Когда она появилась на кухне, я решил начать издалека — как-никак у человека больное сердце. В конце концов ей надоело слушать мое вступление, и она решительно потребовала, чтобы я сказал, что случилось.





— В общем, вашу шкатулку с драгоценностями украли, — выдохнул я и приготовился оказать первую помощь или хотя бы подать стакан воды.

Как всегда при моем общении с этой семейкой, я ошибся. Против ожидания никакой истерики не случилось. Бабушка даже не запустила в меня кружку с горячим чаем. Вместо этого она рассеянно помешивала в ней ложечкой и задумалась, подперев голову рукой, точь-в-точь как это делали ее внучки. Наконец она произнесла:

— Ну и шут с ней. Я всегда знала, что это случится когда-нибудь. Хорошо хоть, что никого не зарезали. — Еще немного помолчав, она спросила: — Как это случилось-то? Воры сюда залезли?

Я кратко рассказал, как все произошло. А поскольку Эдик был скорее другом Светланы, чем Ольги, то старушка предположила, что Светлана и виновата в краже. Я пытался ее переубедить, но бабушка ответила:

— Она тихоня-тихоня, а способна на все. Это Ольга — огонь. Быстро вспыхивает и скоро гаснет.

Я ей и доверяю больше, потому что она ничего не скрывает — что на уме, то и на языке. Захотела быть самостоятельной — живет отдельно. А Светка все исподтишка.

— А зачем вы квартиру сдаете? — перебил я бабушку. — Вы сдаете, а Ольга снимает.

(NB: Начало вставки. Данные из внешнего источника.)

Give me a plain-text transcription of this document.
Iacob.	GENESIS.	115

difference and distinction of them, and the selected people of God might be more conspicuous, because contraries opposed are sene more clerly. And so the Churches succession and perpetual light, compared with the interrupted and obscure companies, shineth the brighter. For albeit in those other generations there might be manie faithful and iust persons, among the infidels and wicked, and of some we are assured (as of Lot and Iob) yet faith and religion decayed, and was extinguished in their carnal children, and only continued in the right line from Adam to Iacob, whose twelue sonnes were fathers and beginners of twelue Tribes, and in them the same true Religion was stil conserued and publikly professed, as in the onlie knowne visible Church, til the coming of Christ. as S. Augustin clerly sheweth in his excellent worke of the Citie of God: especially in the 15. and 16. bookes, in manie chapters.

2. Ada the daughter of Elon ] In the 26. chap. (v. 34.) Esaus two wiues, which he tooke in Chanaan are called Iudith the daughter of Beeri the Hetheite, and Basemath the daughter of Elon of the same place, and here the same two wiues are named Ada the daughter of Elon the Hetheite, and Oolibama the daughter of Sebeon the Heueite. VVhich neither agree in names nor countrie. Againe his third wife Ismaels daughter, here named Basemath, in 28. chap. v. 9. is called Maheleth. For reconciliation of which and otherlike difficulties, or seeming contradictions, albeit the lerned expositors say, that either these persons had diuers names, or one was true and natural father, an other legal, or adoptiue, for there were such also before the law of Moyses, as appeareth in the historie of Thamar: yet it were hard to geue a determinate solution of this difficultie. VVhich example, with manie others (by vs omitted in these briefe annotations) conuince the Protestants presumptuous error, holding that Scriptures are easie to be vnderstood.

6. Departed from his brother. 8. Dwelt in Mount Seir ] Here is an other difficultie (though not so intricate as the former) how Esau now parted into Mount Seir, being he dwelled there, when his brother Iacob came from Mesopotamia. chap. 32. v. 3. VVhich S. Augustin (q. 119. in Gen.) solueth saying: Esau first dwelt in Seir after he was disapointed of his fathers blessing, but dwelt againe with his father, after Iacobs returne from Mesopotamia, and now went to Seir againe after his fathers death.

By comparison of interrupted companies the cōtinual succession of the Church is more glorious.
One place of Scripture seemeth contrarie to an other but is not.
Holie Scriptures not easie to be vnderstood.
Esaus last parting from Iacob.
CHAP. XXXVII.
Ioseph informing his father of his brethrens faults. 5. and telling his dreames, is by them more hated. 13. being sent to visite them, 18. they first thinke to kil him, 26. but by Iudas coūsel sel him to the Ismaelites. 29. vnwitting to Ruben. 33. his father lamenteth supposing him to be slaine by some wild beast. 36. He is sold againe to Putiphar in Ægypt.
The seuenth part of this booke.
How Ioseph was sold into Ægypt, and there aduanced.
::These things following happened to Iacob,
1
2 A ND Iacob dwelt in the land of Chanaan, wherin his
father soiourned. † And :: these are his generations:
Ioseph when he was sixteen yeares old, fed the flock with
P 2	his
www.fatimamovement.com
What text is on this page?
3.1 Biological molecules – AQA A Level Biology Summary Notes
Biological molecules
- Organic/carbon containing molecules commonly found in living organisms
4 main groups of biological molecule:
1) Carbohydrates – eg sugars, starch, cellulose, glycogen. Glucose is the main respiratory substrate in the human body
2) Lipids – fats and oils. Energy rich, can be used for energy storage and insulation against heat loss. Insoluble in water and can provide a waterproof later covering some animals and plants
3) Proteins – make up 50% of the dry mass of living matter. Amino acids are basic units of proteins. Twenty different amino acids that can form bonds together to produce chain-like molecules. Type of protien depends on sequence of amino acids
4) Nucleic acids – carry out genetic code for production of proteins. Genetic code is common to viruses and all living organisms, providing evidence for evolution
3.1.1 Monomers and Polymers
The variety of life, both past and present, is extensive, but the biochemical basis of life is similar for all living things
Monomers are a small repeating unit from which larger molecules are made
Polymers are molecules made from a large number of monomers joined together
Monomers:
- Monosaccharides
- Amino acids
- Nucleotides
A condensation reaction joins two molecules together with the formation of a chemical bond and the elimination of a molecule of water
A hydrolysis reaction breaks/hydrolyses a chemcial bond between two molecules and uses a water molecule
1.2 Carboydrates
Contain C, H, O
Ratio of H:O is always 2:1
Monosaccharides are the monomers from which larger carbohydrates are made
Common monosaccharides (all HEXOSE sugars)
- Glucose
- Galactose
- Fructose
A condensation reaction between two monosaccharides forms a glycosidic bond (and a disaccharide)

Она могла бы и в вашей жить.

— Не захотела в моей жить. Район ей мой не нравится. Да и квартира тоже. А отцов друг тоже за границу уехал. Вот Ольга как бы и приглядывает за квартирой, и живет в ней. Платы он с нее не берет, только за коммунальные услуги она сама платит. Так вот мы и живем. Да родители еще помогают. А Светке все не нравится. Я ее и утром разбужу и вечером спать уложу. И покушать всегда приготовлю. Чуть ли не горшок за ней выношу. И слова лишнего сказать боюсь. Она как зыркнет, бывает, так мне и не по себе становится, а взгляд нехороший. Ума же нисколько нет. С кем ни свяжется, все негодяй окажется. И немец этот, Пауль. Что за человек, разве поймешь, если он по-нашенски ни слова не говорит.

— Ни слова? — переспросил я, удивляясь не столько неумению немца говорить по-нашенски, сколько вообще его появлению после клятв Светланы, что она знать не знает никакого немца. — А как же они общаются?

— На евонном тарабарском языке и общаются. Он ее все фру называет, а она смеется.

— Значит, Светлана знает немецкий язык?

— Конечно, знает. И она и Ольга. Они же все детство за границей провели. До двенадцати лет там прожили. Они и не один язык знают.

Это все было для меня новостью, и я спросил скорее сам себя, чем свою собеседницу:

— Значит, Светлана могла бы уехать за границу со шкатулкой?

— Конечно, могла бы. Втихаря бы все подготовила и уехала.

— А Ольга способна уехать?

— И Ольга способна. Только если бы она собиралась уехать, то уже бы уехала — только ее и видели.

— А чем она вообще занимается?

— Ольга-то? Со Светкой работала в одном издательстве, пока не уволилась. А сейчас работу ищет.

— Уволилась? Работу ищет? — спросил я недоуменно, вспомнив, как Ольга уже вторую неделю искала работу.

— И правильно сделала. Чем под таким начальником быть, лучше уж по миру ходить, побираться.

— А чем ей начальник досадил?

— Проходу не давал, старый дурак. У самого дочь уж на выданье, а он к Ольге лезет.

— А к Светлане?

— А что к Светлане? К ней он не пристает.

— Почему? Они же похожи.

— А кто вас, мужиков, знает, почему вам одна больше нравится, а другая меньше? Вот и он — вцепился в Ольгу и проходу ей не дает, словно она околдовала его. Даже жены не стеснялся, а она тоже там работает. Каково ей на это смотреть? Вот Ольга и не выдержала. Написала заявление, подошла к нему при всех, схватила за нос, притянула к себе, поцеловала в лысый лоб, плюнула и отдала заявление. Он неделю поцарапанный ходил — когти-то у нее, что у кошки. Мне когда об этом соседка рассказала — она с ними работает, их туда и устроила — так я чуть со смеху не померла.